Occasionally we hear anecdotal accounts about individuals who grew up in troubled homes but fought against all odds and became very wealthy. “Such stories are sometimes cited as evidence that they made the best of a bad thing, turning out well despite or because of their unhappy childhoods,” explains a report on happiness in the San Francisco Chronicle. “The problem with this interpretation, according to research, is that they may not have turned out so well after all. They just turned out wealthy.”
Be generous and thankful
Happy people, not self-centered, tend to be generous and interested in others. “There really is more happiness in giving than there is in receiving. Besides giving in a material way, we can give of our time and energy, which may be even more appreciated, especially in the family. Husbands and wives need to spend time together to keep their marriage strong and happy, and parents need to make ample time for their children, talking with them, showing them affection, and teaching them. When family members give in such ways, they thrive and their home becomes a haven of happiness.
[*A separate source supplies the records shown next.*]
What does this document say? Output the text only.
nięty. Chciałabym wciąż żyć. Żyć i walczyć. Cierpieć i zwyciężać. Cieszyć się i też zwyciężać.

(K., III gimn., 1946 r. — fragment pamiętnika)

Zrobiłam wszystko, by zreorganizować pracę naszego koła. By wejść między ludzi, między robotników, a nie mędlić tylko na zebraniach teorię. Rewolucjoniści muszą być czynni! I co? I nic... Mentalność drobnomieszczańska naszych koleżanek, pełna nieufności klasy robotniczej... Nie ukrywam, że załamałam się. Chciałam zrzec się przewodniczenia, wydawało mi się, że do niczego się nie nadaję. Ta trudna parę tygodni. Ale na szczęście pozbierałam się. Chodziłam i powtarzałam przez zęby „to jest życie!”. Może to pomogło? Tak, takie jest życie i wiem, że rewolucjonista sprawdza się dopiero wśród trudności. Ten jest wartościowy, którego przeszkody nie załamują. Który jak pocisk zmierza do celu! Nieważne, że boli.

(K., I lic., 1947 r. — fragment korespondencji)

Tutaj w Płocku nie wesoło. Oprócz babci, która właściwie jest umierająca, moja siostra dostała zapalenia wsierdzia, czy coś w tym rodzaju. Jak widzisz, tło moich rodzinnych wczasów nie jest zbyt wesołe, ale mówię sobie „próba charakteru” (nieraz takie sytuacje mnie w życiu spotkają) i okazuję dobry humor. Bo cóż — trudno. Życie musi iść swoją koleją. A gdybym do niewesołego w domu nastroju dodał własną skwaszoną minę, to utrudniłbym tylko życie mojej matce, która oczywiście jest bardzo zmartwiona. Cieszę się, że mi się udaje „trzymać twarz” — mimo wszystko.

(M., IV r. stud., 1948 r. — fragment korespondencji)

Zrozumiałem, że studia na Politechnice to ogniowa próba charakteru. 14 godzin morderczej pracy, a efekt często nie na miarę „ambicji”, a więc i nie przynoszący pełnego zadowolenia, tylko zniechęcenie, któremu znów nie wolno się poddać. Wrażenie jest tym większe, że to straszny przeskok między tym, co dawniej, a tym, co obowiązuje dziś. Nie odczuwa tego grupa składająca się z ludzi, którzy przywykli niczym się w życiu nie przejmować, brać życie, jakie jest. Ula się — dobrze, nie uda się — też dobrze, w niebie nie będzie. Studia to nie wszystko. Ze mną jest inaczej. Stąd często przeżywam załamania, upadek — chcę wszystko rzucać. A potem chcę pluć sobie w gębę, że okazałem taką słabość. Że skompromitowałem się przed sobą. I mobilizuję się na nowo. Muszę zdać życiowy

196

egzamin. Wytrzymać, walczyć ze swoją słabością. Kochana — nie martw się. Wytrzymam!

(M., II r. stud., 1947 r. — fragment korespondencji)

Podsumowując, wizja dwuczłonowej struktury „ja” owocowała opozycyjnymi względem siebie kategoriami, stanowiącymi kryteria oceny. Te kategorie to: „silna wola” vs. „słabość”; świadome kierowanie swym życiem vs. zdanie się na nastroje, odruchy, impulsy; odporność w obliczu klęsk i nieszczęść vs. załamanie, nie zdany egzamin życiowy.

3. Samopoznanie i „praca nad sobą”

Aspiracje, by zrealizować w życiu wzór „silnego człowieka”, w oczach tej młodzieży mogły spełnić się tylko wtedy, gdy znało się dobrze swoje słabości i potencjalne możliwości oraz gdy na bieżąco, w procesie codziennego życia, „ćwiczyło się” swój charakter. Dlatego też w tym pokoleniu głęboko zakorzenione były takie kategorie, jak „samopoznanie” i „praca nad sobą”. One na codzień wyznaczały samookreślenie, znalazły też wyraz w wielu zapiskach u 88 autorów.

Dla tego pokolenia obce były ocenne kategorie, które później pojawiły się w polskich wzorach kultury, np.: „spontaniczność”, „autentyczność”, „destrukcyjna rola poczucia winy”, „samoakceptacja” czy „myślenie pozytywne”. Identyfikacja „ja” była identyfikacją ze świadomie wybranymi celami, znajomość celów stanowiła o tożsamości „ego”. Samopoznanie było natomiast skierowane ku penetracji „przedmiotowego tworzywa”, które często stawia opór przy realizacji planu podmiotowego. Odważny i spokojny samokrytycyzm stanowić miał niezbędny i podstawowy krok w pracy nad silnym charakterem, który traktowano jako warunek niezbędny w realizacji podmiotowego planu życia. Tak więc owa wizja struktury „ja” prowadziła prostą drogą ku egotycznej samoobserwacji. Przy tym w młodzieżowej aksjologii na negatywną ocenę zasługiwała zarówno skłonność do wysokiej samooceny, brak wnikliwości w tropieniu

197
Conversely, when others give to you—whether of themselves or in some other way—do you ‘show yourself thankful’? Living by those three words can make a world of difference in our relationships with others and can greatly add to our own joy. When someone expresses heartfelt gratitude to you, doesn’t your heart glow with warmth?
Showing gratitude also raises our awareness of the good things that happen to us. In a controlled experiment, a researcher at the University of California at Riverside, U.S.A., asked her subjects to keep a “gratitude journal”—a diary of things for which they were thankful. It comes as no surprise that over a period of six weeks, the subjects felt noticeably more satisfied with life.
The lesson? No matter what your situation, learn to count your blessings.
The benefits of being happy
A happy disposition is good medicine. “Happiness or related mental states like hope, optimism (being positive) and contentment appear to reduce the risk or limit the severity of cardiovascular disease, pulmonary disease, diabetes, hypertension, colds and upper-respiratory infections,” says a report in Time magazine. Furthermore, a Dutch study of elderly patients revealed that over a nine-year period, a happy, positive disposition reduced the risk of death by an amazing 50 percent!
How mental states affect the body remains unclear. Research has shown, however, that positive, optimistic people have lower levels of the stress hormone cortisol, which is known to suppress the immune system.
Without complicating your life, focus on the simple and most valuable things in life. The things that you cannot set a price on and the ones you are not able to buy. Remember to have hope, be positive, be generous and thankful. This way, your journey to happiness will seem a lot simpler than what you ever thought it would be.